Die Libyen-Konferenz am Mittwoch in Berlin kann deshalb als Versuch gesehen werden, zumindest eines der Transitländer an der EU-Außengrenze zu stabilisieren - die wie ein Puffer für die vielen Migranten aus Schwarzafrika oder eben Asien wirken.

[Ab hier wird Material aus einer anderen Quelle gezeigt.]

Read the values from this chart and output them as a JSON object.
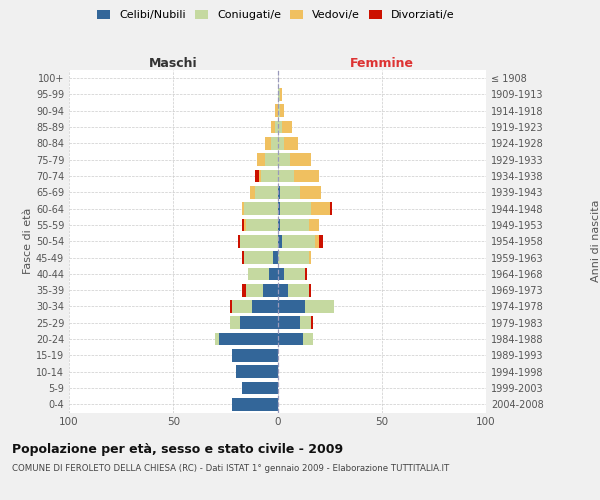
{
  "age_groups": [
    "0-4",
    "5-9",
    "10-14",
    "15-19",
    "20-24",
    "25-29",
    "30-34",
    "35-39",
    "40-44",
    "45-49",
    "50-54",
    "55-59",
    "60-64",
    "65-69",
    "70-74",
    "75-79",
    "80-84",
    "85-89",
    "90-94",
    "95-99",
    "100+"
  ],
  "birth_years": [
    "2004-2008",
    "1999-2003",
    "1994-1998",
    "1989-1993",
    "1984-1988",
    "1979-1983",
    "1974-1978",
    "1969-1973",
    "1964-1968",
    "1959-1963",
    "1954-1958",
    "1949-1953",
    "1944-1948",
    "1939-1943",
    "1934-1938",
    "1929-1933",
    "1924-1928",
    "1919-1923",
    "1914-1918",
    "1909-1913",
    "≤ 1908"
  ],
  "maschi": {
    "celibi": [
      22,
      17,
      20,
      22,
      28,
      18,
      12,
      7,
      4,
      2,
      0,
      0,
      0,
      0,
      0,
      0,
      0,
      0,
      0,
      0,
      0
    ],
    "coniugati": [
      0,
      0,
      0,
      0,
      2,
      5,
      10,
      8,
      10,
      14,
      18,
      15,
      16,
      11,
      8,
      6,
      3,
      1,
      0,
      0,
      0
    ],
    "vedovi": [
      0,
      0,
      0,
      0,
      0,
      0,
      0,
      0,
      0,
      0,
      0,
      1,
      1,
      2,
      1,
      4,
      3,
      2,
      1,
      0,
      0
    ],
    "divorziati": [
      0,
      0,
      0,
      0,
      0,
      0,
      1,
      2,
      0,
      1,
      1,
      1,
      0,
      0,
      2,
      0,
      0,
      0,
      0,
      0,
      0
    ]
  },
  "femmine": {
    "nubili": [
      0,
      0,
      0,
      0,
      12,
      11,
      13,
      5,
      3,
      0,
      2,
      1,
      1,
      1,
      0,
      0,
      0,
      0,
      0,
      0,
      0
    ],
    "coniugate": [
      0,
      0,
      0,
      0,
      5,
      5,
      14,
      10,
      10,
      15,
      16,
      14,
      15,
      10,
      8,
      6,
      3,
      2,
      1,
      1,
      0
    ],
    "vedove": [
      0,
      0,
      0,
      0,
      0,
      0,
      0,
      0,
      0,
      1,
      2,
      5,
      9,
      10,
      12,
      10,
      7,
      5,
      2,
      1,
      0
    ],
    "divorziate": [
      0,
      0,
      0,
      0,
      0,
      1,
      0,
      1,
      1,
      0,
      2,
      0,
      1,
      0,
      0,
      0,
      0,
      0,
      0,
      0,
      0
    ]
  },
  "colors": {
    "celibi": "#336699",
    "coniugati": "#c5d9a0",
    "vedovi": "#f0c060",
    "divorziati": "#cc1100"
  },
  "xlim": 100,
  "title": "Popolazione per età, sesso e stato civile - 2009",
  "subtitle": "COMUNE DI FEROLETO DELLA CHIESA (RC) - Dati ISTAT 1° gennaio 2009 - Elaborazione TUTTITALIA.IT",
  "ylabel_left": "Fasce di età",
  "ylabel_right": "Anni di nascita",
  "xlabel_maschi": "Maschi",
  "xlabel_femmine": "Femmine",
  "bg_color": "#f0f0f0",
  "plot_bg": "#ffffff",
  "grid_color": "#cccccc"
}
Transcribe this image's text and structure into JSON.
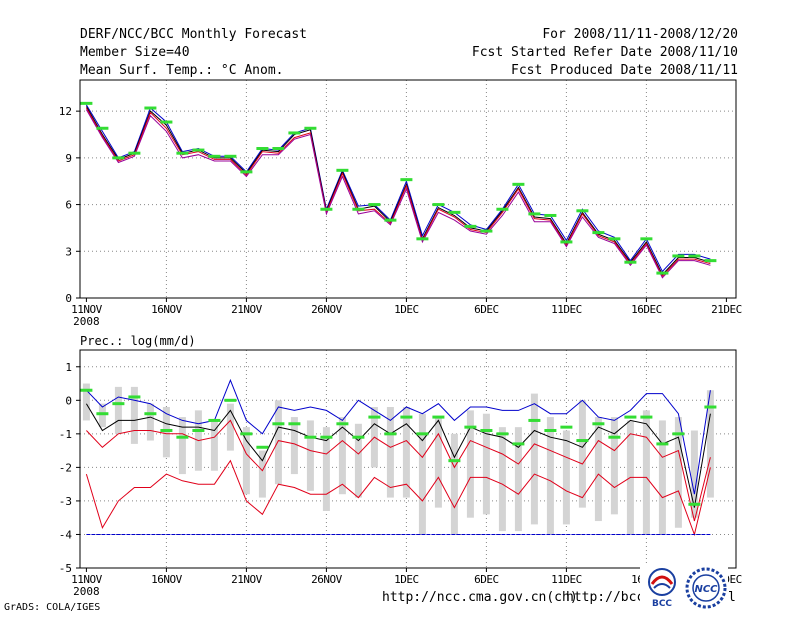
{
  "header": {
    "title": "DERF/NCC/BCC Monthly Forecast",
    "member_size": "Member Size=40",
    "variable": "Mean Surf. Temp.: °C Anom.",
    "period": "For 2008/11/11-2008/12/20",
    "refer_date": "Fcst Started Refer Date 2008/11/10",
    "produced_date": "Fcst Produced Date 2008/11/11"
  },
  "precip_label": "Prec.: log(mm/d)",
  "footer": {
    "grads": "GrADS: COLA/IGES",
    "url1": "http://ncc.cma.gov.cn(ch)",
    "url2": "http://bcc.c",
    "url2_tail": "l",
    "logo_bcc": "BCC",
    "logo_ncc": "NCC"
  },
  "colors": {
    "blue": "#0000cc",
    "red": "#e0001a",
    "black": "#000000",
    "green": "#33dd33",
    "grey_bar": "#d4d4d4",
    "purple": "#990099"
  },
  "chart_data": [
    {
      "type": "line",
      "title": "Mean Surf. Temp.: °C Anom.",
      "x": [
        1,
        2,
        3,
        4,
        5,
        6,
        7,
        8,
        9,
        10,
        11,
        12,
        13,
        14,
        15,
        16,
        17,
        18,
        19,
        20,
        21,
        22,
        23,
        24,
        25,
        26,
        27,
        28,
        29,
        30,
        31,
        32,
        33,
        34,
        35,
        36,
        37,
        38,
        39,
        40
      ],
      "ylim": [
        0,
        14
      ],
      "yticks": [
        0,
        3,
        6,
        9,
        12
      ],
      "xtick_positions": [
        1,
        6,
        11,
        16,
        21,
        26,
        31,
        36,
        41
      ],
      "xtick_labels": [
        "11NOV",
        "16NOV",
        "21NOV",
        "26NOV",
        "1DEC",
        "6DEC",
        "11DEC",
        "16DEC",
        "21DEC"
      ],
      "year_label": "2008",
      "grid": true,
      "series": [
        {
          "name": "blue",
          "values": [
            12.4,
            10.7,
            9.0,
            9.4,
            12.2,
            11.3,
            9.4,
            9.6,
            9.1,
            9.1,
            8.1,
            9.6,
            9.5,
            10.6,
            10.9,
            5.7,
            8.2,
            5.9,
            6.0,
            5.0,
            7.5,
            4.0,
            6.0,
            5.5,
            4.7,
            4.4,
            5.7,
            7.3,
            5.4,
            5.3,
            3.7,
            5.7,
            4.3,
            3.9,
            2.4,
            3.8,
            1.7,
            2.8,
            2.8,
            2.5
          ]
        },
        {
          "name": "black",
          "values": [
            12.3,
            10.5,
            8.9,
            9.3,
            12.0,
            11.1,
            9.3,
            9.5,
            9.0,
            9.0,
            8.0,
            9.5,
            9.4,
            10.5,
            10.8,
            5.6,
            8.1,
            5.7,
            5.9,
            4.9,
            7.3,
            3.8,
            5.8,
            5.3,
            4.5,
            4.3,
            5.6,
            7.1,
            5.2,
            5.1,
            3.5,
            5.5,
            4.1,
            3.7,
            2.3,
            3.6,
            1.5,
            2.6,
            2.6,
            2.3
          ]
        },
        {
          "name": "red",
          "values": [
            12.2,
            10.4,
            8.8,
            9.2,
            11.9,
            10.9,
            9.2,
            9.4,
            8.9,
            8.9,
            7.9,
            9.4,
            9.3,
            10.3,
            10.6,
            5.5,
            8.0,
            5.6,
            5.7,
            4.8,
            7.2,
            3.7,
            5.7,
            5.2,
            4.4,
            4.2,
            5.5,
            7.0,
            5.1,
            5.0,
            3.4,
            5.4,
            4.0,
            3.6,
            2.2,
            3.5,
            1.4,
            2.5,
            2.5,
            2.2
          ]
        },
        {
          "name": "purple",
          "values": [
            12.1,
            10.3,
            8.7,
            9.1,
            11.7,
            10.7,
            9.0,
            9.2,
            8.8,
            8.8,
            7.8,
            9.2,
            9.2,
            10.2,
            10.5,
            5.4,
            7.8,
            5.4,
            5.6,
            4.7,
            7.0,
            3.6,
            5.5,
            5.0,
            4.3,
            4.1,
            5.3,
            6.8,
            4.9,
            4.9,
            3.3,
            5.2,
            3.9,
            3.5,
            2.1,
            3.4,
            1.3,
            2.4,
            2.4,
            2.1
          ]
        }
      ],
      "observed_marks": [
        12.5,
        10.9,
        9.0,
        9.3,
        12.2,
        11.3,
        9.3,
        9.5,
        9.1,
        9.1,
        8.1,
        9.6,
        9.6,
        10.6,
        10.9,
        5.7,
        8.2,
        5.7,
        6.0,
        5.0,
        7.6,
        3.8,
        6.0,
        5.5,
        4.6,
        4.3,
        5.7,
        7.3,
        5.4,
        5.3,
        3.6,
        5.6,
        4.2,
        3.8,
        2.3,
        3.8,
        1.6,
        2.7,
        2.7,
        2.4
      ]
    },
    {
      "type": "line",
      "title": "Prec.: log(mm/d)",
      "x": [
        1,
        2,
        3,
        4,
        5,
        6,
        7,
        8,
        9,
        10,
        11,
        12,
        13,
        14,
        15,
        16,
        17,
        18,
        19,
        20,
        21,
        22,
        23,
        24,
        25,
        26,
        27,
        28,
        29,
        30,
        31,
        32,
        33,
        34,
        35,
        36,
        37,
        38,
        39,
        40
      ],
      "ylim": [
        -5,
        1.5
      ],
      "yticks": [
        -5,
        -4,
        -3,
        -2,
        -1,
        0,
        1
      ],
      "xtick_positions": [
        1,
        6,
        11,
        16,
        21,
        26,
        31,
        36,
        41
      ],
      "xtick_labels": [
        "11NOV",
        "16NOV",
        "21NOV",
        "26NOV",
        "1DEC",
        "6DEC",
        "11DEC",
        "16DEC",
        "21DEC"
      ],
      "year_label": "2008",
      "grid": true,
      "series": [
        {
          "name": "blue_upper",
          "values": [
            0.3,
            -0.2,
            0.1,
            0.0,
            -0.1,
            -0.4,
            -0.6,
            -0.7,
            -0.6,
            0.6,
            -0.6,
            -1.0,
            -0.2,
            -0.3,
            -0.2,
            -0.3,
            -0.6,
            0.0,
            -0.3,
            -0.6,
            -0.2,
            -0.4,
            -0.1,
            -0.6,
            -0.2,
            -0.2,
            -0.3,
            -0.3,
            -0.1,
            -0.4,
            -0.4,
            0.0,
            -0.5,
            -0.6,
            -0.3,
            0.2,
            0.2,
            -0.4,
            -2.8,
            0.3
          ]
        },
        {
          "name": "black_mean",
          "values": [
            -0.1,
            -0.9,
            -0.6,
            -0.6,
            -0.5,
            -0.7,
            -0.8,
            -0.8,
            -0.9,
            -0.3,
            -1.2,
            -1.8,
            -0.8,
            -0.9,
            -1.1,
            -1.2,
            -0.8,
            -1.2,
            -0.7,
            -1.0,
            -0.7,
            -1.2,
            -0.6,
            -1.7,
            -0.8,
            -1.0,
            -1.1,
            -1.4,
            -0.9,
            -1.1,
            -1.2,
            -1.4,
            -0.8,
            -1.0,
            -0.6,
            -0.7,
            -1.3,
            -1.1,
            -3.2,
            -0.4
          ]
        },
        {
          "name": "red_upper",
          "values": [
            -0.9,
            -1.4,
            -1.0,
            -0.9,
            -0.9,
            -1.0,
            -1.0,
            -1.2,
            -1.1,
            -0.6,
            -1.6,
            -2.1,
            -1.2,
            -1.3,
            -1.5,
            -1.6,
            -1.2,
            -1.6,
            -1.1,
            -1.4,
            -1.2,
            -1.7,
            -1.0,
            -2.0,
            -1.2,
            -1.4,
            -1.6,
            -1.9,
            -1.3,
            -1.5,
            -1.7,
            -1.9,
            -1.2,
            -1.5,
            -1.0,
            -1.1,
            -1.7,
            -1.5,
            -3.6,
            -1.7
          ]
        },
        {
          "name": "red_lower",
          "values": [
            -2.2,
            -3.8,
            -3.0,
            -2.6,
            -2.6,
            -2.2,
            -2.4,
            -2.5,
            -2.5,
            -1.8,
            -3.0,
            -3.4,
            -2.5,
            -2.6,
            -2.8,
            -2.8,
            -2.5,
            -2.9,
            -2.3,
            -2.6,
            -2.5,
            -3.0,
            -2.3,
            -3.2,
            -2.3,
            -2.3,
            -2.5,
            -2.8,
            -2.2,
            -2.4,
            -2.7,
            -2.9,
            -2.2,
            -2.6,
            -2.3,
            -2.3,
            -2.9,
            -2.7,
            -4.0,
            -2.0
          ]
        },
        {
          "name": "blue_floor",
          "values": [
            -4,
            -4,
            -4,
            -4,
            -4,
            -4,
            -4,
            -4,
            -4,
            -4,
            -4,
            -4,
            -4,
            -4,
            -4,
            -4,
            -4,
            -4,
            -4,
            -4,
            -4,
            -4,
            -4,
            -4,
            -4,
            -4,
            -4,
            -4,
            -4,
            -4,
            -4,
            -4,
            -4,
            -4,
            -4,
            -4,
            -4,
            -4,
            -4,
            -4
          ]
        }
      ],
      "observed_marks": [
        0.3,
        -0.4,
        -0.1,
        0.1,
        -0.4,
        -0.9,
        -1.1,
        -0.9,
        -0.6,
        0.0,
        -1.0,
        -1.4,
        -0.7,
        -0.7,
        -1.1,
        -1.1,
        -0.7,
        -1.1,
        -0.5,
        -1.0,
        -0.5,
        -1.0,
        -0.5,
        -1.8,
        -0.8,
        -0.9,
        -1.0,
        -1.3,
        -0.6,
        -0.9,
        -0.8,
        -1.2,
        -0.7,
        -1.1,
        -0.5,
        -0.5,
        -1.3,
        -1.0,
        -3.1,
        -0.2
      ],
      "spread_bars": [
        [
          -0.6,
          0.5
        ],
        [
          -0.8,
          -0.1
        ],
        [
          -1.0,
          0.4
        ],
        [
          -1.3,
          0.4
        ],
        [
          -1.2,
          -0.1
        ],
        [
          -1.7,
          -0.2
        ],
        [
          -2.2,
          -0.5
        ],
        [
          -2.1,
          -0.3
        ],
        [
          -2.1,
          -0.6
        ],
        [
          -1.5,
          -0.1
        ],
        [
          -2.8,
          -0.8
        ],
        [
          -2.9,
          -1.5
        ],
        [
          -2.5,
          0.0
        ],
        [
          -2.2,
          -0.5
        ],
        [
          -2.7,
          -0.6
        ],
        [
          -3.3,
          -0.8
        ],
        [
          -2.8,
          -0.5
        ],
        [
          -2.9,
          -0.7
        ],
        [
          -2.0,
          -0.2
        ],
        [
          -2.9,
          -0.2
        ],
        [
          -2.9,
          -0.2
        ],
        [
          -4.0,
          -0.4
        ],
        [
          -3.2,
          -0.5
        ],
        [
          -4.0,
          -1.0
        ],
        [
          -3.5,
          -0.3
        ],
        [
          -3.4,
          -0.4
        ],
        [
          -3.9,
          -0.8
        ],
        [
          -3.9,
          -0.8
        ],
        [
          -3.7,
          0.2
        ],
        [
          -4.0,
          -0.5
        ],
        [
          -3.7,
          -0.9
        ],
        [
          -3.2,
          0.0
        ],
        [
          -3.6,
          -0.5
        ],
        [
          -3.4,
          -0.5
        ],
        [
          -4.0,
          -0.6
        ],
        [
          -4.0,
          -0.3
        ],
        [
          -4.0,
          -0.6
        ],
        [
          -3.8,
          -0.5
        ],
        [
          -3.5,
          -0.9
        ],
        [
          -2.9,
          0.3
        ]
      ]
    }
  ]
}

Nun dringen Merkel und EU-Kommissionspräsidentin Ursula von der Leyen darauf, zumindest mit der Türkei eine Migrations-Vereinbarung bis 2024 zu schließen. Merkel hatte schon im Jahr 2015 das EU-Türkei-Migrationsabkommen angestoßen, bei dem das Land im Gegenzug zum Zurückhalten viele Migranten insgesamt sechs Milliarden Euro zur Versorgung der rund 3,7 Millionen syrischen Flüchtlinge erhält, die die Türkei aufgenommen hat. Davon sind nach Angaben der Kommission 4,1 Milliarden Euro ausgezahlt. Nun sollen bis 2024 weiter 3,5 Milliarden Euro dazukommen. 2,2 Milliarden Euro sollen an Jordanien und den Libanon gehen, die ebenfalls hunderttausende syrische Flüchtlinge beherbergen. Nach den Erfahrungen von 2015 soll die Versorgung der Menschen vor allem "heimatnah" erfolgen, heißt es in der Bundesregierung.

Nur müssen die Nachbarstaaten der EU auch mitspielen. Da Litauens Präsident dies im Falle Belarus nicht sieht, fordert er nun EU-Hilfe für die Überwachung der EU-Außengrenze in seinem Land und eine Aufstockung des Personals der europäischen Grenzagentur Frontex.